2/ La connaissance des autres, sans laquelle il n’est guère de comparatisme possible. Mais voilà – enfer et damnation ! Il faut pour cela maîtriser la langue de l’ennemi, cette "pauvre" langue anglaise, incapable de traduire les mille et une nuances du sentiment et (surtout) du raisonnement humains… Seul petit problème : tout dictionnaire digne de ce nom montre que nos misérables voisins d’Outre Manche disposent d’un vocabulaire deux à trois fois plus vaste que le nôtre. Ce qui n’a rien à voir avec "le génie" mais tout avec l’histoire des langues.
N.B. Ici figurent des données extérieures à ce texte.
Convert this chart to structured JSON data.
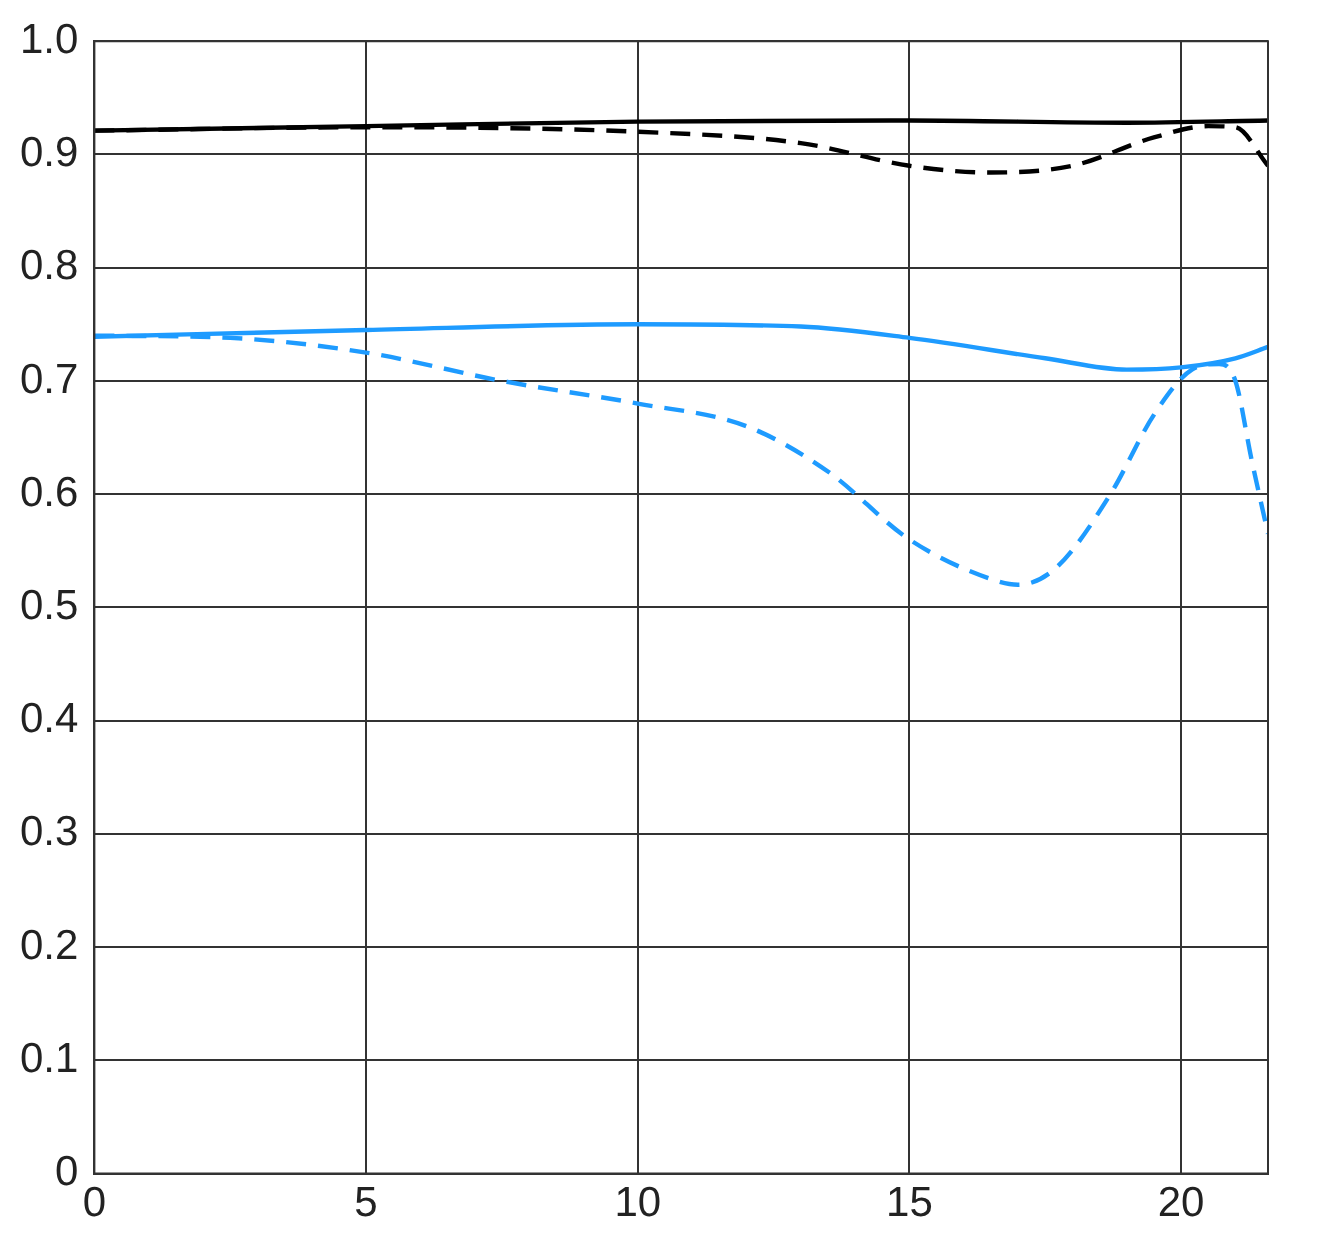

Et les mêmes qui hurlent contre l’invasion de l’anglais à l’université et défendent les humanités classiques, auraient donc interdit le latin à nos théologiens du Moyen Âge et à nos humanistes de la Renaissance, au nom du respect sacré de la langue d’oïl ?

3/ La connaissance de ce qui est en débat et qui bute notamment sur l’ignorance crasse des faits économiques élémentaires dans une culture exclusivement politique : laquelle, à droite comme à gauche, aboutit à des inepties atterrantes du genre : "l’Etat crée des emplois", "l’Etat garant de l’intérêt général" ;  et plus encore ces attaques convergentes contre ce libéralisme honni, qui défend à la fois "les monopoles" et "la concurrence sauvage" (comprenne qui pourra !). Peut-être serait-il envisageable, avant de les condamner, de lire, ne serait-ce que quelques lignes, d’auteurs mineurs puisque non français, comme Adam Smith, John Stuart Mill ou Hayek, qui ont très exactement écrit le contraire de ce que nos "intellectuels" (encore une fois de droite et de gauche) leur attribuent. Mais il est vrai qu’ils ne sont pas au programme de nos classes préparatoires. Comme ne le sont pas les grands libéraux français (eh oui, il y en a !) : ni Guizot, réduit au favoris de Louis-Philippe et à "l’enrichissez-vous !", ni Bastiat (inconnu au bataillon), ni Jean-François Revel (anticommuniste primaire, bah !). Certes un peu de Tocqueville et d’Aron, mais seulement à travers des "capita selecta", qui ne rendent pas la puissance dérangeante de leur pensée…

Et alors miracle… Il se pourrait bien que, ces trois conditions enfin respectées, le "cas français" reprenne quelques couleurs : que, par exemple, au lieu de pousser des cocoricos cocardiers, nous comprenions le vrai sens des hommages répétés du monde extérieur à notre pays : non seulement les médailles Fields et les prix Nobel (qui, de Modiano à Tirole en passant par Villani, ne donnent guère, c’est le moins qu’on puisse dire, dans le chauvinisme béat) ; mais aussi les quelque 70 millions de touristes qui parcourent chaque année, envers et contre tout, notre bel hexagone ; les créatures créatives qui hantent nos "fashion weeks" (pardon pour l’anglais !) ; la renommée mondiale de nos cinéastes et de nos architectes ; et peut-être plus encore nos entrepreneurs et nos centaines de milliers de jeunes que nous chassons de chez nous ("priorité à la jeunesse" oblige !) et auxquels nos voisins pragmatiques et avisés, déroulent, comme le dit le maire de Londres en français dans le texte, le "tapis rouge" !

Alors nous pourrions être en état de comprendre le vrai message de ceux qui sont, après tout, (il est bon de le rappeler !) nos amis et nos alliés indéfectibles : un amour réel de la France que tous les sondages attestent, mais qui ne saurait être inconditionnel. Qui n’accepte plus une arrogance fondée sur l’ignorance ; une autosatisfaction basée sur le déni ; et un "modèle social" financé par les autres…

Non pas une jalousie mal placée ; encore moins une haine de la France ; mais l’exigence d’une profonde affection qui ne se satisfait pas de la médiocrité et du renoncement dans lesquels nous nous complaisons nous mêmes.

Et alors pourra renaître une fierté française authentique qui nous propulsera parmi les grands gagnants de la mondialisation : combat décisif pour lequel, quoiqu’en pensent les hommes et les femmes du ressentiment et du "penser-petit", nous détenons tant d’atouts.